Technical data
2-4 Diagnostic Procedures
If no error bits are set, then it is probably a software problem.
Corrective action: File a bug report.
6. If there is no response to the second NMI, use the procedure in section Section 2.5.5,
“Procedure to Cause a Hung System to Enter POD Mode,” to try to reset into POD.
If there are no error bits set, then it is still probably a software problem, with
corruption of kernel memory. Entering POD depends on a few words of memory
being correct.
Corrective action: File a bug report.
Note: One hardware problem that can look like a software problem under the guidelines
in Table 2-1 is if some (but not all) processors are not executing instructions
normally, but at least one CPU continues to execute. If you suspect this may be the
case, see Section 2.5.4, “Using a Debug Kernel to Find System Hangs.”
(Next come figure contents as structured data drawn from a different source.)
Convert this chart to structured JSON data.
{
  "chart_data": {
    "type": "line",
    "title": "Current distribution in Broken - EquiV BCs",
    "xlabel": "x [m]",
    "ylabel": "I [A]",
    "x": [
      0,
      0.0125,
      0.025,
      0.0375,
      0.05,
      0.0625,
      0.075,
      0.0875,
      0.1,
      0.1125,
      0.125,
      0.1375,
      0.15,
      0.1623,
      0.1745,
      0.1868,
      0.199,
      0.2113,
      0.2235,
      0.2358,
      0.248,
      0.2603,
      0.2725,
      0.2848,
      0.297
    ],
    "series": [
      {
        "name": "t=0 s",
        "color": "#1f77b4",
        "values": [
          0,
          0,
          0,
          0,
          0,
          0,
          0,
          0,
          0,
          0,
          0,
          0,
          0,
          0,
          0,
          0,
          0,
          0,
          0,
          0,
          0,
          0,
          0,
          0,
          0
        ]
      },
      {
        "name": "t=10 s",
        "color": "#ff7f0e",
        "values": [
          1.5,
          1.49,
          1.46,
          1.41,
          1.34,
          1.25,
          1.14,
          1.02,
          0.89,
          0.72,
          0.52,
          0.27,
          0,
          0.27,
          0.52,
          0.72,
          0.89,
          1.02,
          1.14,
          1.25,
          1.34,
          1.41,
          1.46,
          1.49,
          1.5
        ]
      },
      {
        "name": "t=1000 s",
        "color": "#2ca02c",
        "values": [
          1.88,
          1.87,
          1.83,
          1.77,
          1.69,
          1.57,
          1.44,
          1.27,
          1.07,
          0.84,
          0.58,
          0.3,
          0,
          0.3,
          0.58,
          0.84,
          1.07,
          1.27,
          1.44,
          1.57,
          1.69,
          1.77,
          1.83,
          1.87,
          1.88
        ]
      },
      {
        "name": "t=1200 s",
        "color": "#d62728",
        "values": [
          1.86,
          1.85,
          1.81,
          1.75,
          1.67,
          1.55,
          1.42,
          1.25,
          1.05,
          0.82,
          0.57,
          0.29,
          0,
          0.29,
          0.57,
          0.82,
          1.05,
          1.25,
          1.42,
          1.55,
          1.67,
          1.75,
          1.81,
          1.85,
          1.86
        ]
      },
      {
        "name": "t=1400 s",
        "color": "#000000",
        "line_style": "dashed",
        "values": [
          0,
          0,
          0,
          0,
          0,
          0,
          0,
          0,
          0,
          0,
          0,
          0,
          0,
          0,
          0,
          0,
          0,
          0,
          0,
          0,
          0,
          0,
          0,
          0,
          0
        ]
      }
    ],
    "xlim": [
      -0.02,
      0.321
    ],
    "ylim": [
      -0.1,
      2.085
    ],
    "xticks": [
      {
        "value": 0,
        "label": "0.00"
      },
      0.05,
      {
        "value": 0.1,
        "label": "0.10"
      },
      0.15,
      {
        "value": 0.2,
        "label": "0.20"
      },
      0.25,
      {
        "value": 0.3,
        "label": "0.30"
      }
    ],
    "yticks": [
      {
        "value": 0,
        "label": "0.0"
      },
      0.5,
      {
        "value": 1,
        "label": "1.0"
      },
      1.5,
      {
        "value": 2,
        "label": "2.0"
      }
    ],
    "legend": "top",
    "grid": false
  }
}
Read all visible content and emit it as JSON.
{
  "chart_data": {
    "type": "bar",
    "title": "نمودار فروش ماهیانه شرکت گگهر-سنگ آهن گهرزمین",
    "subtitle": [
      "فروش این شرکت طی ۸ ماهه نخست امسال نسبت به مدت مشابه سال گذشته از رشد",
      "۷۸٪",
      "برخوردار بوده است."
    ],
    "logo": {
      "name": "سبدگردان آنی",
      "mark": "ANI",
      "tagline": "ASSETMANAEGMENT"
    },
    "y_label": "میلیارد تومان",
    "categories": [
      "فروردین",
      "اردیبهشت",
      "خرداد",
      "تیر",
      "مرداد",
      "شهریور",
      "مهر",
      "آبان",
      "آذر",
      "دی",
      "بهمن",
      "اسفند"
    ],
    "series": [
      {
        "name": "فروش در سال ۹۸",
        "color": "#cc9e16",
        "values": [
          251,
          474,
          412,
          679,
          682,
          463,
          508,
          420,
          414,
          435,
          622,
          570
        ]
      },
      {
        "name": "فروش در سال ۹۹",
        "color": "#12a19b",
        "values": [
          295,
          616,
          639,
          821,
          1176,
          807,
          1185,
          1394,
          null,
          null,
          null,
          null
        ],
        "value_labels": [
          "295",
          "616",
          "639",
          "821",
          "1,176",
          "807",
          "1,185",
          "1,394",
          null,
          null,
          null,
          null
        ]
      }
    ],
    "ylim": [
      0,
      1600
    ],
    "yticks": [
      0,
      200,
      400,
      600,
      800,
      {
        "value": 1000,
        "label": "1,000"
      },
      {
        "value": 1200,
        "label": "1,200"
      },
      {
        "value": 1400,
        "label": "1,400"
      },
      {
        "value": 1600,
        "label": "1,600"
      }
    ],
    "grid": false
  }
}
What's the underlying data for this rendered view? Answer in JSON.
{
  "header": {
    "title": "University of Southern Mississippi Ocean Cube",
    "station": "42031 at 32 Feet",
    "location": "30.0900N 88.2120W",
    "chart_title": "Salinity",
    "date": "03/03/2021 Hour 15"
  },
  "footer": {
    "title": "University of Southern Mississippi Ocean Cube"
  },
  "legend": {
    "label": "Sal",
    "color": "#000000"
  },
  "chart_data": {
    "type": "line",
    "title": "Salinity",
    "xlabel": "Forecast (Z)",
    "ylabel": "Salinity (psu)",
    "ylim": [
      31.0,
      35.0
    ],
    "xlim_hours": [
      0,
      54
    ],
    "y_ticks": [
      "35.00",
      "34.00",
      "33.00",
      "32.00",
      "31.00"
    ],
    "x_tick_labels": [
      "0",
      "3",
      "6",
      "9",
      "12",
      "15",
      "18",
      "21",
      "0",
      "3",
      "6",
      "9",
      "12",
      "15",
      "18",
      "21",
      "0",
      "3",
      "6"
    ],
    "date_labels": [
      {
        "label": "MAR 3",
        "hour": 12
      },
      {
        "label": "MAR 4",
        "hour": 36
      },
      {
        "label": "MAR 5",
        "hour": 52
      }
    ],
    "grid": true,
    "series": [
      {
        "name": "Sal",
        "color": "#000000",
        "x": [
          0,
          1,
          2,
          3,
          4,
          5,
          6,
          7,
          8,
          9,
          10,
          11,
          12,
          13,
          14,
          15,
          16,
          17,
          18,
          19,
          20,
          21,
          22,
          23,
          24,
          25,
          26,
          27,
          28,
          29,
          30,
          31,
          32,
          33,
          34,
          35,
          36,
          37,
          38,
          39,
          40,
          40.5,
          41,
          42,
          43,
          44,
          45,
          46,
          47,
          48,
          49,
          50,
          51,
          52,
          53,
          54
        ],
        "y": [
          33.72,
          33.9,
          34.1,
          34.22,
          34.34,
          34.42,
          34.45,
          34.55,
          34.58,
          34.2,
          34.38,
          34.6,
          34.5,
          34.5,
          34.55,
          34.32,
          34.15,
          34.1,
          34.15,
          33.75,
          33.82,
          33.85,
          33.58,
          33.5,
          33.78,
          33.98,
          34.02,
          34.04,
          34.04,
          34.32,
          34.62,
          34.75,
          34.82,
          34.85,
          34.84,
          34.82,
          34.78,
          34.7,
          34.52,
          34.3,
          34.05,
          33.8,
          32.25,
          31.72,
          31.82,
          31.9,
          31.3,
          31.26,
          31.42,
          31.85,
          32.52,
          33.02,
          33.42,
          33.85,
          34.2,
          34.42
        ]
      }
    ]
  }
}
2.2.2 What to Do if the System Has Been Reset or Rebooted
If the system has already been reset or rebooted by the time you examine it, there is nothing
remaining to look at. Ask the customer to allow you to examine the system the next time it
hangs.
If the customer cannot wait for you to arrive after the system hangs, ask the customer to
use the System Controller to issue a nonmaskable interrupt (NMI), which should create a
system core dump.
If the system dumps core after the customer issues an NMI, then you should suspect a
software problem, in particular with the operating system (IRIX). If the system doesn’t
respond, then the hardware may be at fault. If there is a hardware problem, the
/var/adm/SYSLOG file may contain kernel messages preceding the hang that should be
included in any bug reports.
2.3 Diagnosing a System Panic
When the IRIX kernel panics, it displays one of several error messages and then stops
running purposefully. There are both hardware and software causes for kernel panics. To
determine the cause of the panic, collect the messages that the kernel printed at panic time
and classify them.
At panic time, messages are displayed on the system console; this is useful only if the
system console is set to the serial port console. The kernel then attempts a core dump, in
which the messages are stored. At boot time, the utility savecore(1M) copies the panic
messages into the file /var/adm/SYSLOG and stores the core dump in a file called
/var/adm/crash/vmcore.N.comp. In the actual filename, N is a number that identifies each
particular core dump if there is more than one dump file in the crash directory. You can
examine panic messages in either SYSLOG or vmcore.N.comp files.